The last and most important skill I is the ability to have compassion.  Most of the cases which are in my court are victimless crimes.   Many of the defendants commit the crimes because they are homeless and/or have a mental illness (i.e. criminal trespass and prostitution).  There are times when even though someone may be guilty of these low level crimes, they will not benefit from punishment in jail.  Although there are instances when someone deserves to be in jail and will be sentenced to jail, many times it is better for society as a whole to place these defendants on probation so they can have help in obtaining their medication, receive counseling for drug addictions and benefit overall from the resources available in our community.    

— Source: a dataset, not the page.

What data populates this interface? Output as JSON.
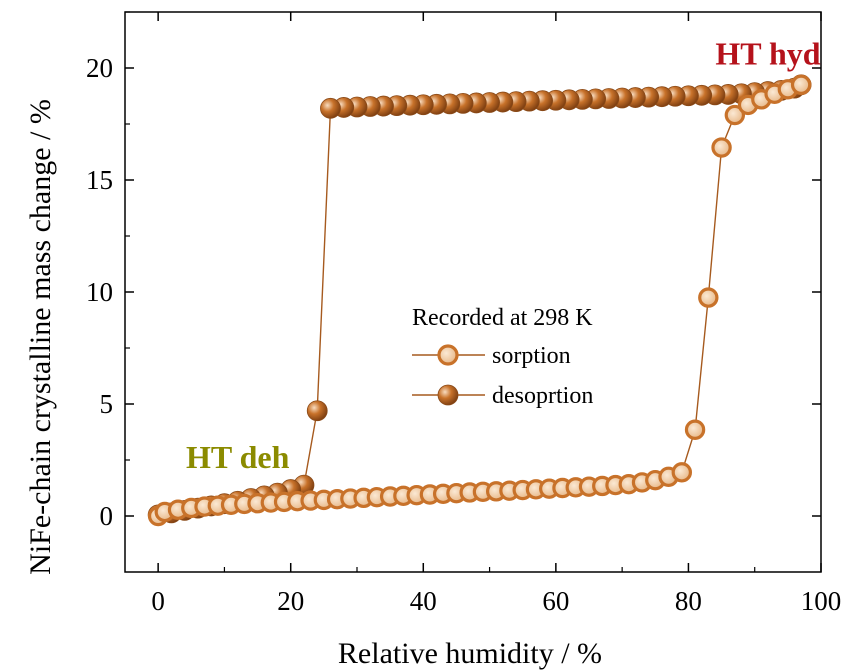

What is the most satisfying/rewarding part of your job? What's the most challenging?
There are many satisfying parts to my job.  However, the most satisfying is when a case is worked out in a manner where everyone involved is satisfied with the outcome - especially if it involves a guilty person who is rehabilitated.   As most of my cases do not involve victims, many times, the path to justice is to enable the defendant to return to society - whether it is to ensure they are given their medication or provide information regarding the available resources in our community to them while they are on probation.

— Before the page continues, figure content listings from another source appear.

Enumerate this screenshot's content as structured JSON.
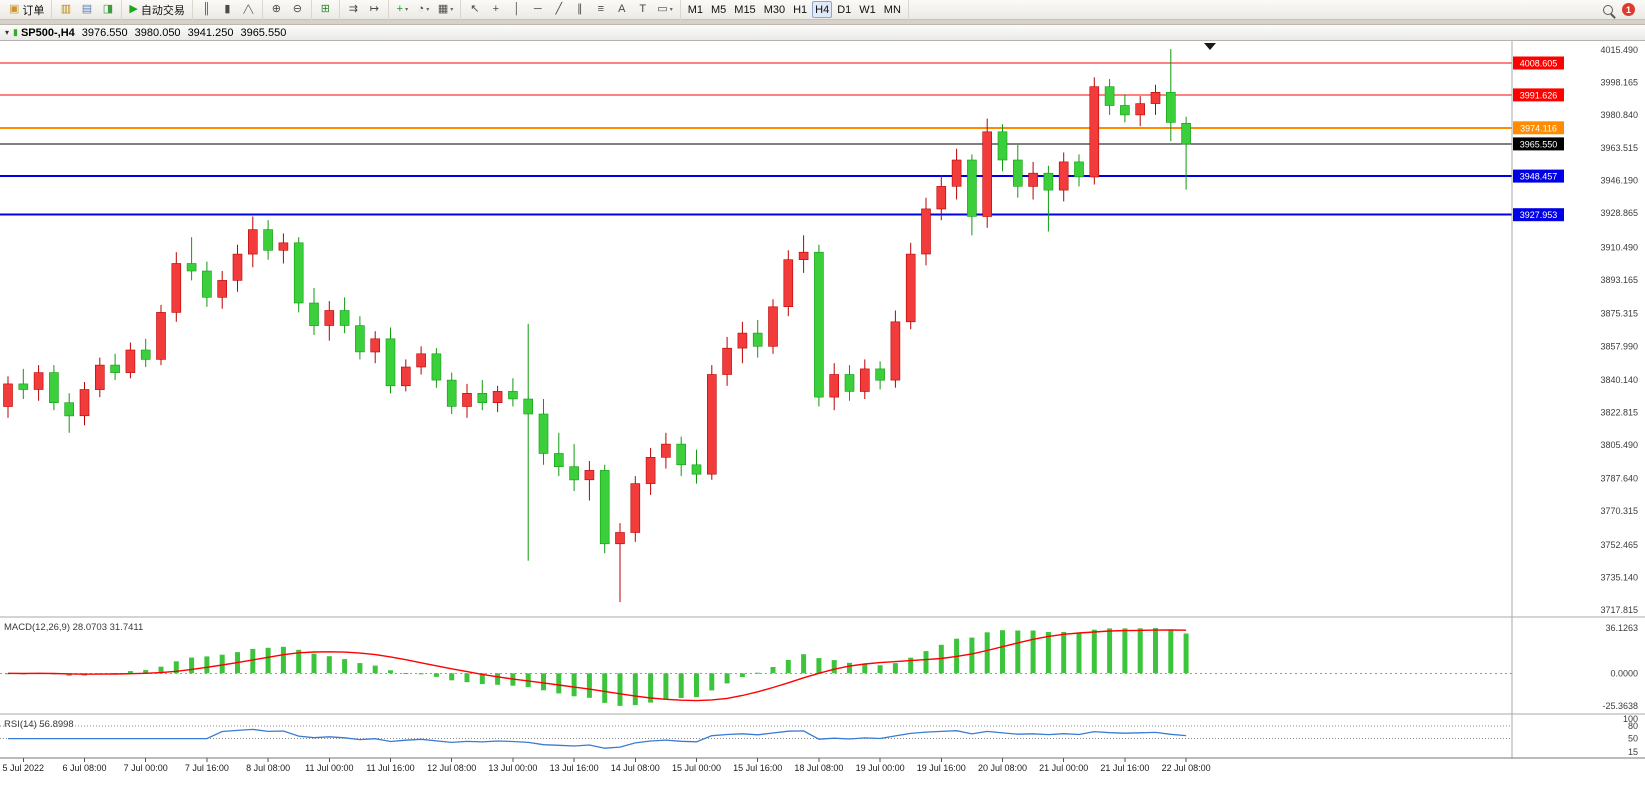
{
  "toolbar": {
    "groups": [
      {
        "name": "order-group",
        "items": [
          {
            "name": "new-order-button",
            "glyph": "▣",
            "color": "#c9962b",
            "label": "订单"
          }
        ]
      },
      {
        "name": "panels-group",
        "items": [
          {
            "name": "market-watch-button",
            "glyph": "▥",
            "color": "#b8860b"
          },
          {
            "name": "navigator-button",
            "glyph": "▤",
            "color": "#5b7fb5"
          },
          {
            "name": "terminal-button",
            "glyph": "◨",
            "color": "#3f9b3f"
          }
        ]
      },
      {
        "name": "autotrading-group",
        "items": [
          {
            "name": "autotrading-button",
            "glyph": "▶",
            "color": "#18a818",
            "label": "自动交易"
          }
        ]
      },
      {
        "name": "chart-type-group",
        "items": [
          {
            "name": "bar-chart-button",
            "glyph": "║"
          },
          {
            "name": "candlestick-chart-button",
            "glyph": "▮"
          },
          {
            "name": "line-chart-button",
            "glyph": "╱╲"
          }
        ]
      },
      {
        "name": "zoom-group",
        "items": [
          {
            "name": "zoom-in-button",
            "glyph": "⊕"
          },
          {
            "name": "zoom-out-button",
            "glyph": "⊖"
          }
        ]
      },
      {
        "name": "window-group",
        "items": [
          {
            "name": "tile-windows-button",
            "glyph": "⊞",
            "color": "#2e8b2e"
          }
        ]
      },
      {
        "name": "scroll-group",
        "items": [
          {
            "name": "auto-scroll-button",
            "glyph": "⇉"
          },
          {
            "name": "chart-shift-button",
            "glyph": "↦"
          }
        ]
      },
      {
        "name": "chart-tools-group",
        "items": [
          {
            "name": "indicators-button",
            "glyph": "+",
            "color": "#1a9c1a",
            "dropdown": true
          },
          {
            "name": "periods-button",
            "glyph": "◔",
            "dropdown": true
          },
          {
            "name": "templates-button",
            "glyph": "▦",
            "dropdown": true
          }
        ]
      },
      {
        "name": "drawing-group",
        "items": [
          {
            "name": "cursor-button",
            "glyph": "↖"
          },
          {
            "name": "crosshair-button",
            "glyph": "+"
          },
          {
            "name": "vertical-line-button",
            "glyph": "│"
          },
          {
            "name": "horizontal-line-button",
            "glyph": "─"
          },
          {
            "name": "trendline-button",
            "glyph": "╱"
          },
          {
            "name": "channel-button",
            "glyph": "∥"
          },
          {
            "name": "fibonacci-button",
            "glyph": "≡"
          },
          {
            "name": "text-button",
            "glyph": "A"
          },
          {
            "name": "text-label-button",
            "glyph": "T"
          },
          {
            "name": "shapes-button",
            "glyph": "▭",
            "dropdown": true
          }
        ]
      },
      {
        "name": "timeframe-group",
        "items": [
          {
            "name": "timeframe-m1-button",
            "label": "M1"
          },
          {
            "name": "timeframe-m5-button",
            "label": "M5"
          },
          {
            "name": "timeframe-m15-button",
            "label": "M15"
          },
          {
            "name": "timeframe-m30-button",
            "label": "M30"
          },
          {
            "name": "timeframe-h1-button",
            "label": "H1"
          },
          {
            "name": "timeframe-h4-button",
            "label": "H4",
            "active": true
          },
          {
            "name": "timeframe-d1-button",
            "label": "D1"
          },
          {
            "name": "timeframe-w1-button",
            "label": "W1"
          },
          {
            "name": "timeframe-mn-button",
            "label": "MN"
          }
        ]
      }
    ],
    "right": {
      "badge": "1"
    }
  },
  "chart_window": {
    "title": {
      "symbol_period": "SP500-,H4",
      "open": "3976.550",
      "high": "3980.050",
      "low": "3941.250",
      "close": "3965.550"
    }
  },
  "chart_data": {
    "type": "candlestick",
    "symbol": "SP500-",
    "period": "H4",
    "ohlc_display": {
      "open": 3976.55,
      "high": 3980.05,
      "low": 3941.25,
      "close": 3965.55
    },
    "colors": {
      "up": "#f23b3b",
      "up_stroke": "#bb0000",
      "down": "#3bd03b",
      "down_stroke": "#0f9a0f"
    },
    "candles": [
      [
        3826,
        3842,
        3820,
        3838
      ],
      [
        3838,
        3846,
        3830,
        3835
      ],
      [
        3835,
        3848,
        3829,
        3844
      ],
      [
        3844,
        3848,
        3824,
        3828
      ],
      [
        3828,
        3833,
        3812,
        3821
      ],
      [
        3821,
        3839,
        3816,
        3835
      ],
      [
        3835,
        3852,
        3831,
        3848
      ],
      [
        3848,
        3854,
        3840,
        3844
      ],
      [
        3844,
        3860,
        3841,
        3856
      ],
      [
        3856,
        3862,
        3847,
        3851
      ],
      [
        3851,
        3880,
        3848,
        3876
      ],
      [
        3876,
        3908,
        3871,
        3902
      ],
      [
        3902,
        3916,
        3893,
        3898
      ],
      [
        3898,
        3903,
        3879,
        3884
      ],
      [
        3884,
        3898,
        3878,
        3893
      ],
      [
        3893,
        3912,
        3887,
        3907
      ],
      [
        3907,
        3927,
        3900,
        3920
      ],
      [
        3920,
        3925,
        3904,
        3909
      ],
      [
        3909,
        3918,
        3902,
        3913
      ],
      [
        3913,
        3916,
        3876,
        3881
      ],
      [
        3881,
        3889,
        3864,
        3869
      ],
      [
        3869,
        3882,
        3861,
        3877
      ],
      [
        3877,
        3884,
        3865,
        3869
      ],
      [
        3869,
        3874,
        3851,
        3855
      ],
      [
        3855,
        3866,
        3849,
        3862
      ],
      [
        3862,
        3868,
        3833,
        3837
      ],
      [
        3837,
        3851,
        3834,
        3847
      ],
      [
        3847,
        3858,
        3843,
        3854
      ],
      [
        3854,
        3857,
        3836,
        3840
      ],
      [
        3840,
        3844,
        3822,
        3826
      ],
      [
        3826,
        3838,
        3820,
        3833
      ],
      [
        3833,
        3840,
        3824,
        3828
      ],
      [
        3828,
        3837,
        3823,
        3834
      ],
      [
        3834,
        3841,
        3826,
        3830
      ],
      [
        3830,
        3870,
        3744,
        3822
      ],
      [
        3822,
        3830,
        3795,
        3801
      ],
      [
        3801,
        3812,
        3789,
        3794
      ],
      [
        3794,
        3806,
        3781,
        3787
      ],
      [
        3787,
        3797,
        3776,
        3792
      ],
      [
        3792,
        3795,
        3748,
        3753
      ],
      [
        3753,
        3764,
        3722,
        3759
      ],
      [
        3759,
        3789,
        3754,
        3785
      ],
      [
        3785,
        3804,
        3779,
        3799
      ],
      [
        3799,
        3812,
        3793,
        3806
      ],
      [
        3806,
        3810,
        3789,
        3795
      ],
      [
        3795,
        3803,
        3785,
        3790
      ],
      [
        3790,
        3848,
        3787,
        3843
      ],
      [
        3843,
        3863,
        3837,
        3857
      ],
      [
        3857,
        3871,
        3849,
        3865
      ],
      [
        3865,
        3872,
        3852,
        3858
      ],
      [
        3858,
        3883,
        3854,
        3879
      ],
      [
        3879,
        3909,
        3874,
        3904
      ],
      [
        3904,
        3917,
        3897,
        3908
      ],
      [
        3908,
        3912,
        3826,
        3831
      ],
      [
        3831,
        3849,
        3824,
        3843
      ],
      [
        3843,
        3848,
        3829,
        3834
      ],
      [
        3834,
        3851,
        3830,
        3846
      ],
      [
        3846,
        3850,
        3835,
        3840
      ],
      [
        3840,
        3877,
        3836,
        3871
      ],
      [
        3871,
        3913,
        3867,
        3907
      ],
      [
        3907,
        3937,
        3901,
        3931
      ],
      [
        3931,
        3949,
        3925,
        3943
      ],
      [
        3943,
        3963,
        3936,
        3957
      ],
      [
        3957,
        3960,
        3917,
        3927
      ],
      [
        3927,
        3979,
        3921,
        3972
      ],
      [
        3972,
        3976,
        3951,
        3957
      ],
      [
        3957,
        3965,
        3937,
        3943
      ],
      [
        3943,
        3956,
        3936,
        3950
      ],
      [
        3950,
        3954,
        3919,
        3941
      ],
      [
        3941,
        3961,
        3935,
        3956
      ],
      [
        3956,
        3960,
        3943,
        3948
      ],
      [
        3948,
        4001,
        3944,
        3996
      ],
      [
        3996,
        4000,
        3981,
        3986
      ],
      [
        3986,
        3992,
        3977,
        3981
      ],
      [
        3981,
        3991,
        3975,
        3987
      ],
      [
        3987,
        3997,
        3981,
        3993
      ],
      [
        3993,
        4016,
        3967,
        3977
      ],
      [
        3976.55,
        3980.05,
        3941.25,
        3965.55
      ]
    ],
    "price_axis": {
      "max": 4015.49,
      "min": 3717.815,
      "labels": [
        "4015.490",
        "3998.165",
        "3980.840",
        "3963.515",
        "3946.190",
        "3928.865",
        "3910.490",
        "3893.165",
        "3875.315",
        "3857.990",
        "3840.140",
        "3822.815",
        "3805.490",
        "3787.640",
        "3770.315",
        "3752.465",
        "3735.140",
        "3717.815"
      ]
    },
    "hlines": [
      {
        "label": "4008.605",
        "price": 4008.605,
        "color": "#ff0000",
        "width": 1
      },
      {
        "label": "3991.626",
        "price": 3991.626,
        "color": "#ff0000",
        "width": 1
      },
      {
        "label": "3974.116",
        "price": 3974.116,
        "color": "#ff8c00",
        "width": 2
      },
      {
        "label": "3965.550",
        "price": 3965.55,
        "color": "#000000",
        "width": 1
      },
      {
        "label": "3948.457",
        "price": 3948.457,
        "color": "#0000e6",
        "width": 2
      },
      {
        "label": "3927.953",
        "price": 3927.953,
        "color": "#0000e6",
        "width": 2
      }
    ],
    "time_axis": [
      "5 Jul 2022",
      "6 Jul 08:00",
      "7 Jul 00:00",
      "7 Jul 16:00",
      "8 Jul 08:00",
      "11 Jul 00:00",
      "11 Jul 16:00",
      "12 Jul 08:00",
      "13 Jul 00:00",
      "13 Jul 16:00",
      "14 Jul 08:00",
      "15 Jul 00:00",
      "15 Jul 16:00",
      "18 Jul 08:00",
      "19 Jul 00:00",
      "19 Jul 16:00",
      "20 Jul 08:00",
      "21 Jul 00:00",
      "21 Jul 16:00",
      "22 Jul 08:00"
    ],
    "indicators": {
      "macd": {
        "label": "MACD(12,26,9)",
        "values_text": [
          "28.0703",
          "31.7411"
        ],
        "params": {
          "fast": 12,
          "slow": 26,
          "signal": 9
        },
        "axis_labels": [
          "36.1263",
          "0.0000",
          "-25.3638"
        ],
        "colors": {
          "histogram": "#3cc43c",
          "signal": "#ff0000"
        }
      },
      "rsi": {
        "label": "RSI(14)",
        "value_text": "56.8998",
        "period": 14,
        "levels": [
          80,
          50
        ],
        "axis_labels": [
          "100",
          "80",
          "50",
          "15"
        ],
        "color": "#3a7bd5"
      }
    }
  }
}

In January, I am starting a divert court (in addition to my docket) to work solely with women charged with prostitution.   These defendants, who will be identified right after arrest and volunteer for the program, will go through a drug/mental health in patient treatment program.  During this time and then for 10 months after, these defendants will be required to appear before me one time a week for an update as to their progress.  There has been research which shows that judicial intervention and immediate punishment and rewards for behavior will help rehabilitate these defendants and reduce recidivism.  Unfortunately, women charged with prostitution don't just have drug problems, most also have mental illnesses and past traumatic events in their lives.  This program is to help them get on the appropriate medication, deal with issues that may just be surfacing and to help them to become productive members of society.  If the defendant succeeds in this program, then the case is dismissed.  A defendant is given many chances and the last option is termination from the program which then merely reinstates the original charge.  This program has taken the cooperation of the police department, district attorney's office, public defender's office and the various service providers throughout Dallas.   The Court is called PRIDE Court because my goal is for each woman to regain pride in being a woman, be proud of their lives and integrate back into society.  We will begin the court Jan. 7, 2009. I hope to eventually have 50 women in this program at a time.

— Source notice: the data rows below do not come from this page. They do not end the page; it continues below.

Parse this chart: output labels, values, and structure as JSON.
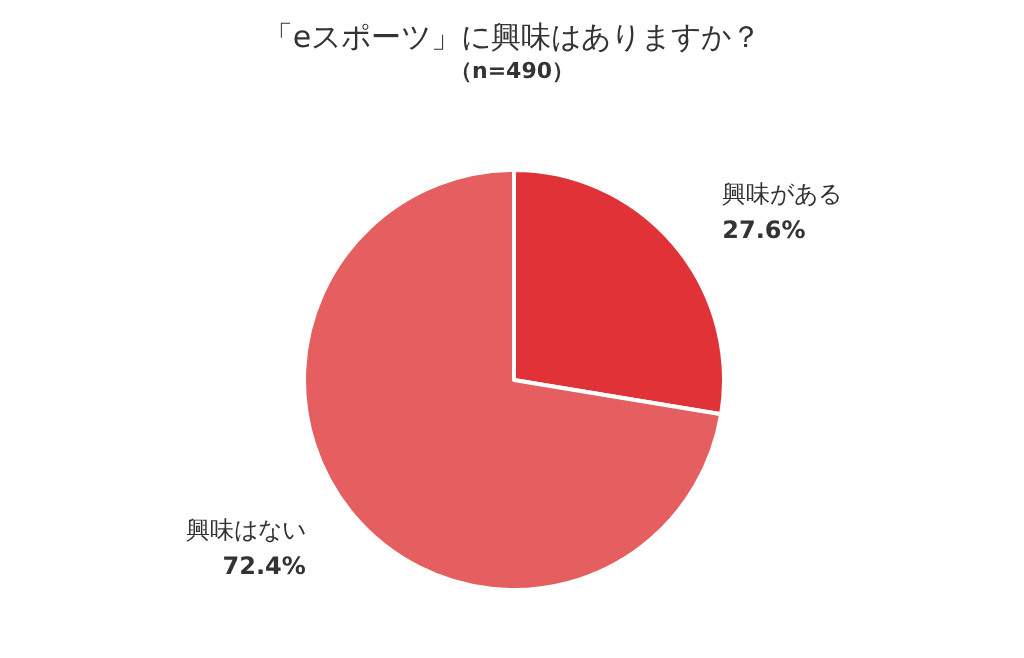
{
  "chart_data": {
    "type": "pie",
    "title": "「eスポーツ」に興味はありますか？",
    "subtitle": "（n=490）",
    "categories": [
      "興味がある",
      "興味はない"
    ],
    "values": [
      27.6,
      72.4
    ],
    "value_labels": [
      "27.6%",
      "72.4%"
    ],
    "colors": [
      "#e03237",
      "#e55f60"
    ],
    "legend": false
  }
}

What activities/experiences were helpful in preparation for this career?
There are several experiences from St. Ben's which I believe helped in my career.  By studying abroad in Salzburg, Austria for a semester, I learned about other cultures and to appreciate differences in the way people think and live.  I believe the strong academics at St. Ben's helped to prepare me for law school and gave me the resources I need to work as an attorney.  I have used my education in psychology from initially working with and advocating for victims of child abuse to defending people charged with horrendous crimes to now working with women in the justice system.   The teachers I had were always available and were supportive in all of my endeavors.   The religious atmosphere was extremely influential in developing a sense of compassion for people.  Now, each day as a judge, I strive to ensure not only that justice is done, but to also temper that with mercy. 

Lastly and most importantly, I believe that attending an all women's college gave me the desire to work with women who are charged with prostitution.  I want to give these women, who will be in my divert court, that same pride in being a women that St. Ben's gave to me.  I do not think I would have followed in this direction if it had not been for St. Ben's and the overall atmosphere that instilled leadership skills in me and a sense that every woman deserves to have the opportunity to achieve their full potential.